For some reason I wasn’t concentrating on my sighting, and when I looked up I was staring out at the Golden Gate Bridge. Cristal called over to me, asking me where I was going. Fortunately, I hadn’t strayed too far, and I straightened up on the Jerimiah and plunged onwards.
The swim was great. We kept a steady pace. I wanted to keep plenty of juice in the tank in case we had to fight the current that we were told runs across the mouth of the opening to Aquatic Park. At no stage did I feel too tired nor wanted it to be over. I was comfortable and in the zone. With every lift of the eyes to sight, the Jeremiah got bigger. We stopped a couple of times to take in the view and discuss our navigation. Yet, all the while I was expecting the current to kick in and start tugging at us, sweeping us past the opening to Aquatic Park and out to sea beneath the Golden Gate Bridge.

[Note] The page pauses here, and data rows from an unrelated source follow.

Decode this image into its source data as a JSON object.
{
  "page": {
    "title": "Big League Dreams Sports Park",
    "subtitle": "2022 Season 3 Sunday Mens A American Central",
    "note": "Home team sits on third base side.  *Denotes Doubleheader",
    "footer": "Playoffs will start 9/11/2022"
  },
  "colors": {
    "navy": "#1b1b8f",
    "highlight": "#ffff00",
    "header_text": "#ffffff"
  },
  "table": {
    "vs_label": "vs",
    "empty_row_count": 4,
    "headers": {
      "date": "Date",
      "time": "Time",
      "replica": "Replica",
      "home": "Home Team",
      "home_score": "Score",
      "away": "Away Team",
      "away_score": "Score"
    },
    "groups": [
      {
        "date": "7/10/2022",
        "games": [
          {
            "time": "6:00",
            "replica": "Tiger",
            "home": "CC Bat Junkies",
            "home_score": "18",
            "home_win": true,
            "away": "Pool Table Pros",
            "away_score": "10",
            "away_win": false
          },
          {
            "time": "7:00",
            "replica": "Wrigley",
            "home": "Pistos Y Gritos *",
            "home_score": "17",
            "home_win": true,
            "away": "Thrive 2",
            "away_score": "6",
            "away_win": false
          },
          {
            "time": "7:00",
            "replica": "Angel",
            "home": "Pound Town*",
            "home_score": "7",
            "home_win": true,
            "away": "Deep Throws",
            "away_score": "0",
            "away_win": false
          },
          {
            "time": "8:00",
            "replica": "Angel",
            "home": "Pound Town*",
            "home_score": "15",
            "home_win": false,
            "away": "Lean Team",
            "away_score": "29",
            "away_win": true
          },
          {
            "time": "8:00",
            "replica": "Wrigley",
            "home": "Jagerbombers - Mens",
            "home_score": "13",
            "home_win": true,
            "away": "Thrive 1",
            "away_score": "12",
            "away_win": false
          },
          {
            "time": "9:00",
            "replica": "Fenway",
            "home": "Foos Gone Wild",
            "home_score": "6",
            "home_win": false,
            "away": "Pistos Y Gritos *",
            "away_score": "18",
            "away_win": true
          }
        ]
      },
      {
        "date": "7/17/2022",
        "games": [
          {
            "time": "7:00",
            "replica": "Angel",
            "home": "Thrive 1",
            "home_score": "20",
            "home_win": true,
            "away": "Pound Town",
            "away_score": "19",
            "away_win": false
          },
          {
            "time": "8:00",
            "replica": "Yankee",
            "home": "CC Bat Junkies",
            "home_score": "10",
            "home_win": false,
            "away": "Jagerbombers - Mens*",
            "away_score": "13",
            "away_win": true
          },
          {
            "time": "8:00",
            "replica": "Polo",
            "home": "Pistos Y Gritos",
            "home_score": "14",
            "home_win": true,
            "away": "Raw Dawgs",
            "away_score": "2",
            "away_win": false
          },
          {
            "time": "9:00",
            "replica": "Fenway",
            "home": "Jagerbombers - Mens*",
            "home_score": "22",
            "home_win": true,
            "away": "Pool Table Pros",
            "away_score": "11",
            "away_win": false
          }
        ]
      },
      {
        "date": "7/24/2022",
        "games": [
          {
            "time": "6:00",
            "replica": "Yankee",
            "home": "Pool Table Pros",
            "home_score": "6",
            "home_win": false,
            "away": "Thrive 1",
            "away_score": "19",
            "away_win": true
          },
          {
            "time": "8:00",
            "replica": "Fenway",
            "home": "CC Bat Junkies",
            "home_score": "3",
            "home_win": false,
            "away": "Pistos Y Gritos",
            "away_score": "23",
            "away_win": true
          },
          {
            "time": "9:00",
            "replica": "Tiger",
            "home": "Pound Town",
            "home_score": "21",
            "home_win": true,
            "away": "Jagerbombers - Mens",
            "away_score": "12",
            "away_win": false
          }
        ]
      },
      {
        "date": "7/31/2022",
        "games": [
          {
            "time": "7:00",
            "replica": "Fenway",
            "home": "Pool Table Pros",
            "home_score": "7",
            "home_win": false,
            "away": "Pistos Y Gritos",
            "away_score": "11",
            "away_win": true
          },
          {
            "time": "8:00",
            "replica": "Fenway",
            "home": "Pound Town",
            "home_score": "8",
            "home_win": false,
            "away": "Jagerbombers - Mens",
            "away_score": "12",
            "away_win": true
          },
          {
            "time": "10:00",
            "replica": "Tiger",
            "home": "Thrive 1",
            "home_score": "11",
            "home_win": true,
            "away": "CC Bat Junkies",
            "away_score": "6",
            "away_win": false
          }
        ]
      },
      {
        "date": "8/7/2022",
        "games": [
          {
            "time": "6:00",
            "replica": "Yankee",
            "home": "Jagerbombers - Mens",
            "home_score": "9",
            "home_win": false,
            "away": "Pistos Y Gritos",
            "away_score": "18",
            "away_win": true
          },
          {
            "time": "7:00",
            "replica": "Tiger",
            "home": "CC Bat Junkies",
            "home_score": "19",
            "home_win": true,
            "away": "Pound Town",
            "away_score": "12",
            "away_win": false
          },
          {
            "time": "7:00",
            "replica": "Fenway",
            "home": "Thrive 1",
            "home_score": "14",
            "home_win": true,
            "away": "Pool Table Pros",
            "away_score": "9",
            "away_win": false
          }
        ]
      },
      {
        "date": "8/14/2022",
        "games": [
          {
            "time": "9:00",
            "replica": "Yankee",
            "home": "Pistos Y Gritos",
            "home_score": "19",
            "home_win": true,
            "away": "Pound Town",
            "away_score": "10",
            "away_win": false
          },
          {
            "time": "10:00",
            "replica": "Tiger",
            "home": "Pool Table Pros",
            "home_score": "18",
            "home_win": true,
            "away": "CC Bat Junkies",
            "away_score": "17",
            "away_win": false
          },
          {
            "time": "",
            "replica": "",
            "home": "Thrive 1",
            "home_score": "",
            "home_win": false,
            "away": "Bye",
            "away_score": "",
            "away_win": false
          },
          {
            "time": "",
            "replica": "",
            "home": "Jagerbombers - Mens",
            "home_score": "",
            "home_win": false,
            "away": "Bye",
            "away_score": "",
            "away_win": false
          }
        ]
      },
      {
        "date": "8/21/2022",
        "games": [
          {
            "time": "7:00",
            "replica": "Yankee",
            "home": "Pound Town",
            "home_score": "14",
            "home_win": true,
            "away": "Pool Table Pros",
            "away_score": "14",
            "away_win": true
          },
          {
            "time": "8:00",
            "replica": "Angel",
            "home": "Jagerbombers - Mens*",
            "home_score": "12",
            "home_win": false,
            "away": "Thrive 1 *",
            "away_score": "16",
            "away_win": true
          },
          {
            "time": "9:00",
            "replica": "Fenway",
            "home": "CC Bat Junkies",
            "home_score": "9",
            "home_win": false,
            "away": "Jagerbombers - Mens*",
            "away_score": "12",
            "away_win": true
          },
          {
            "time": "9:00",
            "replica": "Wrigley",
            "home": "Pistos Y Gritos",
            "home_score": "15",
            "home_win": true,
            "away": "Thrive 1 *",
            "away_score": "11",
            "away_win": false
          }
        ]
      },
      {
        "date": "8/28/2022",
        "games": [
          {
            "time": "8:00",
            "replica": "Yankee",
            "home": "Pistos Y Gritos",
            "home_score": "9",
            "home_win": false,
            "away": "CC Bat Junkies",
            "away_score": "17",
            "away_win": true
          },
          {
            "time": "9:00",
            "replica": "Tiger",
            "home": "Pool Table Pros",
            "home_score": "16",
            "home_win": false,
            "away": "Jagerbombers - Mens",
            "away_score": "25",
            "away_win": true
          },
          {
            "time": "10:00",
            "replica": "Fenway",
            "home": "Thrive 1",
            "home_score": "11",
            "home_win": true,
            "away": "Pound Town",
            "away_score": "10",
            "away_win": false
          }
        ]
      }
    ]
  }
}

I couldn’t completely relax until we got through that opening, but once we were in, it felt like we were on our home turf. We stopped again and watched the other swimmers around us. It was such a thrill to see the area behind the beach crowded with people, good to see colors other than black, grey and yellow! We’d done it, the hard part at least. We agreed that we should hold hands across the finish line then with a contented sign I said, ” Lets wrap it up!” and we launched in to the last half mile, headed for the shore. It’s harder to stop the water from getting in your mouth when you are grinning!
Together we crossed the finish line completing the course in 1 hour and 4 minutes. We found Sumika straight away and reunited for a group hug before splitting up to go hug our friends and relations who had come down to cheer us on.
Thanks for reading – I know it was a long one, but I really wanted to share the experience of a lifetime.